The zero capillarity limit for the Euler-Korteweg system with no-flux boundary conditions
Paolo Antonelli, Yuri Cacchiò
TL;DR
This work analyzes the vanishing capillarity limit for the Euler-Korteweg system with no-flux boundary conditions on bounded domains. It develops a relative-entropy framework to prove convergence of finite-energy weak solutions to strong Euler solutions, while addressing boundary-layer effects through a high-order augmented entropy and a boundary-layer correction. The authors extend prior relative-entropy results from periodic settings to nontrivial boundaries and provide detailed remainder estimates that accommodate gradient information, yielding convergence for both the basic variables and their first-order derivatives under suitable scaling of the boundary layer.
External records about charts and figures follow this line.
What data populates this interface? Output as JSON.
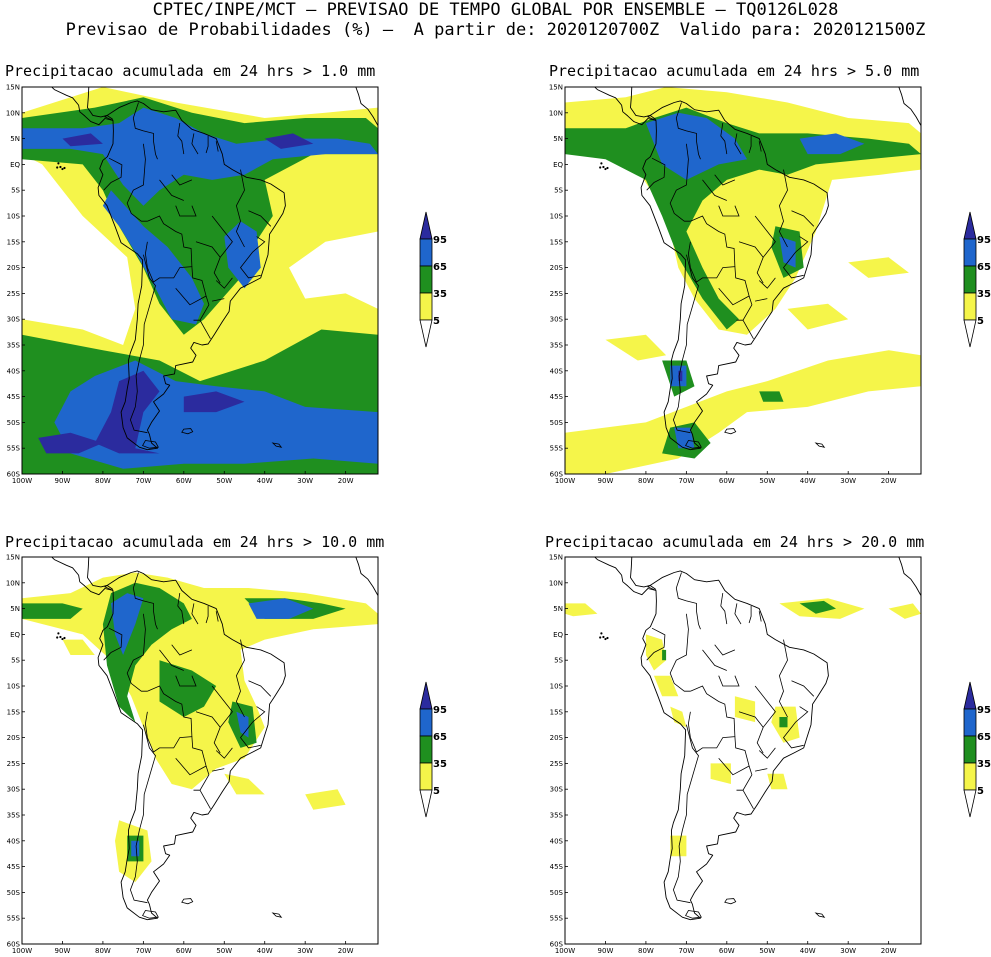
{
  "header": {
    "line1": "CPTEC/INPE/MCT – PREVISAO DE TEMPO GLOBAL POR ENSEMBLE – TQ0126L028",
    "line2": "Previsao de Probabilidades (%) –  A partir de: 2020120700Z  Valido para: 2020121500Z"
  },
  "panels": [
    {
      "title": "Precipitacao acumulada em 24 hrs > 1.0 mm"
    },
    {
      "title": "Precipitacao acumulada em 24 hrs > 5.0 mm"
    },
    {
      "title": "Precipitacao acumulada em 24 hrs > 10.0 mm"
    },
    {
      "title": "Precipitacao acumulada em 24 hrs > 20.0 mm"
    }
  ],
  "lat_labels": [
    "15N",
    "10N",
    "5N",
    "EQ",
    "5S",
    "10S",
    "15S",
    "20S",
    "25S",
    "30S",
    "35S",
    "40S",
    "45S",
    "50S",
    "55S",
    "60S"
  ],
  "lon_labels": [
    "100W",
    "90W",
    "80W",
    "70W",
    "60W",
    "50W",
    "40W",
    "30W",
    "20W"
  ],
  "legend": {
    "labels": [
      "95",
      "65",
      "35",
      "5"
    ],
    "colors": [
      "#2b2b9e",
      "#1f66cc",
      "#1f8f1f",
      "#f5f54a"
    ]
  }
}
The results offer a robust approach to singular limits with nontrivial boundaries and connect to quantum hydrodynamics and semiclassical limits via augmented energy formulations.
Abstract
In this article, we study the small dispersion limit of the Euler-Korteweg system in a bounded domain with no-flux boundary conditions. We exploit a relative entropy approach to study the convergence of finite energy weak solutions towards strong solutions to the compressible Euler system. Since we consider non-trivial boundary conditions, our approach needs a correction for the limiting particle density, due to the appearance of a (weak) boundary layer. We believe this approach can be adapted to study similar singular limits involving non-trivial boundary conditions.